Korupsi Wastafel

Polisi: Syifak Muhammad Yus Tersangka Kasus Korupsi Pengadaan Westafel Disdik Aceh

Penetatapan Syifak sebagai tersangka dalam kasus wastafel pada SMA, SMK dan SLB di

|
Penulis: Rianza Alfandi | Editor: Ansari Hasyim
SERAMBINEWS/FOR SERAMBINEWS.COM
Dirkrimsus Polda Aceh, Kombes Zulhir Destrian. 

Laporan Rianza Alfandi | Banda Aceh

SERAMBINEWS.COM, BANDA ACEH – Syifak Muhammad Yus, sebagai penerima paket terbanyak dalam pengadaan tempat cuci tangan (wastafel) di Dinas Pendidikan Aceh tahun 2020, akhirnya ditetapkan sebagai tersangka.

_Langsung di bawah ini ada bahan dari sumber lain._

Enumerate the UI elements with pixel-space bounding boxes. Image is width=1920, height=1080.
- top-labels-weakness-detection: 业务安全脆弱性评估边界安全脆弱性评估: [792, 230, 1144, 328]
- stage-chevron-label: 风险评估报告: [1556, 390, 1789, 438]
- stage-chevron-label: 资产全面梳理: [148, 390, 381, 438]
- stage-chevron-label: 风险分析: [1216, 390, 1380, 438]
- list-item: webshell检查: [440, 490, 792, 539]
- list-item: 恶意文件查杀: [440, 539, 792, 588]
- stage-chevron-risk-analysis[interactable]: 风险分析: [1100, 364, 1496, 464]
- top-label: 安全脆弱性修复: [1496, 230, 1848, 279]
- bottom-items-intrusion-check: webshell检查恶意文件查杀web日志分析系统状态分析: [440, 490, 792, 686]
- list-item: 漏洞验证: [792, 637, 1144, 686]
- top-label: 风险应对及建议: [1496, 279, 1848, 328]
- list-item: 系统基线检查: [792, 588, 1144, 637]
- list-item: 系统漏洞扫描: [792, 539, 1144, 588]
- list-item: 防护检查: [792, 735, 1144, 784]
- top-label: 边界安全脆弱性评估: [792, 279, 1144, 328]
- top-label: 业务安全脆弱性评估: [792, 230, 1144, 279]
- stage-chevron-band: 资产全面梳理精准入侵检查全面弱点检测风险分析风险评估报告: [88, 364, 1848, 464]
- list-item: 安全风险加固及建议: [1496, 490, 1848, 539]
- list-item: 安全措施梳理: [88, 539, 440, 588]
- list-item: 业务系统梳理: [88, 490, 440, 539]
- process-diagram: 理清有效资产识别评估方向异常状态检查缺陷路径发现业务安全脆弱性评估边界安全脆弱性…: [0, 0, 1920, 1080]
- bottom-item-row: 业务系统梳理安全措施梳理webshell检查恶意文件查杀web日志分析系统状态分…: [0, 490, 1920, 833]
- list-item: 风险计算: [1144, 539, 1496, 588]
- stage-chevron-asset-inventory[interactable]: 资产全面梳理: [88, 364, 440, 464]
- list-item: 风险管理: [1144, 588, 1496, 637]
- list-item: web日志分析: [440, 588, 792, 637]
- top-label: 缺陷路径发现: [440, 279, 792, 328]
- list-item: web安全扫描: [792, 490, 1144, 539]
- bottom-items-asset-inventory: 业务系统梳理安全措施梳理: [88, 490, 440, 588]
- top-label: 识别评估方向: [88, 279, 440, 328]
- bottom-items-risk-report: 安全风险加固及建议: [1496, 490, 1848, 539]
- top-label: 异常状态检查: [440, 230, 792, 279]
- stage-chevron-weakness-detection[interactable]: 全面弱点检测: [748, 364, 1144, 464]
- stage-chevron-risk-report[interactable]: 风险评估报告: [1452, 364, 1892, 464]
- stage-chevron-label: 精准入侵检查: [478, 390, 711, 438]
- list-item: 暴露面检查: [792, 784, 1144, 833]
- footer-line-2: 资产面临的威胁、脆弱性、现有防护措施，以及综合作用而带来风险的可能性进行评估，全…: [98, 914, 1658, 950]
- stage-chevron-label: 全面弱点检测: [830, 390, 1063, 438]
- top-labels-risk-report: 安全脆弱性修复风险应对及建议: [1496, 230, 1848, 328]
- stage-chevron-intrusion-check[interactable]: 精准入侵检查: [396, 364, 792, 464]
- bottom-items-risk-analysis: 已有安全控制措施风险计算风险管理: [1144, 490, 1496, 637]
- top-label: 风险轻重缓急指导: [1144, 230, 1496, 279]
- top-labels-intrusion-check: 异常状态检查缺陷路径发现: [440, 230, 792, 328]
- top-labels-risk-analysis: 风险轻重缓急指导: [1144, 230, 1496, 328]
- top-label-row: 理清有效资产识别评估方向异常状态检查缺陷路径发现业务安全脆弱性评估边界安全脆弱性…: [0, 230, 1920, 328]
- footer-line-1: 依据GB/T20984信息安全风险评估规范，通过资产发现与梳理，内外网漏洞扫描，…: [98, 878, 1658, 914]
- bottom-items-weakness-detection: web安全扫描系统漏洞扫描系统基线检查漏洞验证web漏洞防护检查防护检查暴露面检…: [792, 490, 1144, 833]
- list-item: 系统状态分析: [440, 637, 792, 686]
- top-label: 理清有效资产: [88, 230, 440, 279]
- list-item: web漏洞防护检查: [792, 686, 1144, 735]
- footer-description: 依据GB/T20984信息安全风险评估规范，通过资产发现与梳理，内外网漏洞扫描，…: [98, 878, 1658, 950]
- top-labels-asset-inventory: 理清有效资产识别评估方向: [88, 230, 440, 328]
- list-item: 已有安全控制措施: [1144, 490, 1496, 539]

Penetatapan Syifak sebagai tersangka dalam kasus wastafel pada SMA, SMK dan SLB di seluruh Aceh ini dibenarkan oleh Dirkrimsus Polda Aceh, Kombes Zulhir Destrian

“Benar (Syifak Muhammad Yus ditetapkan sebagai tersangka kasus pengadaan westafel),” kata Zulhir kepada Serambinews.com, Rabu (3/9/2025). 

Zulhir menjelaskan, Syifak Muhammad Yus ditetapkan sebagai tersangka dalam kasus tersebut sejak tanggal 23 April 2025. 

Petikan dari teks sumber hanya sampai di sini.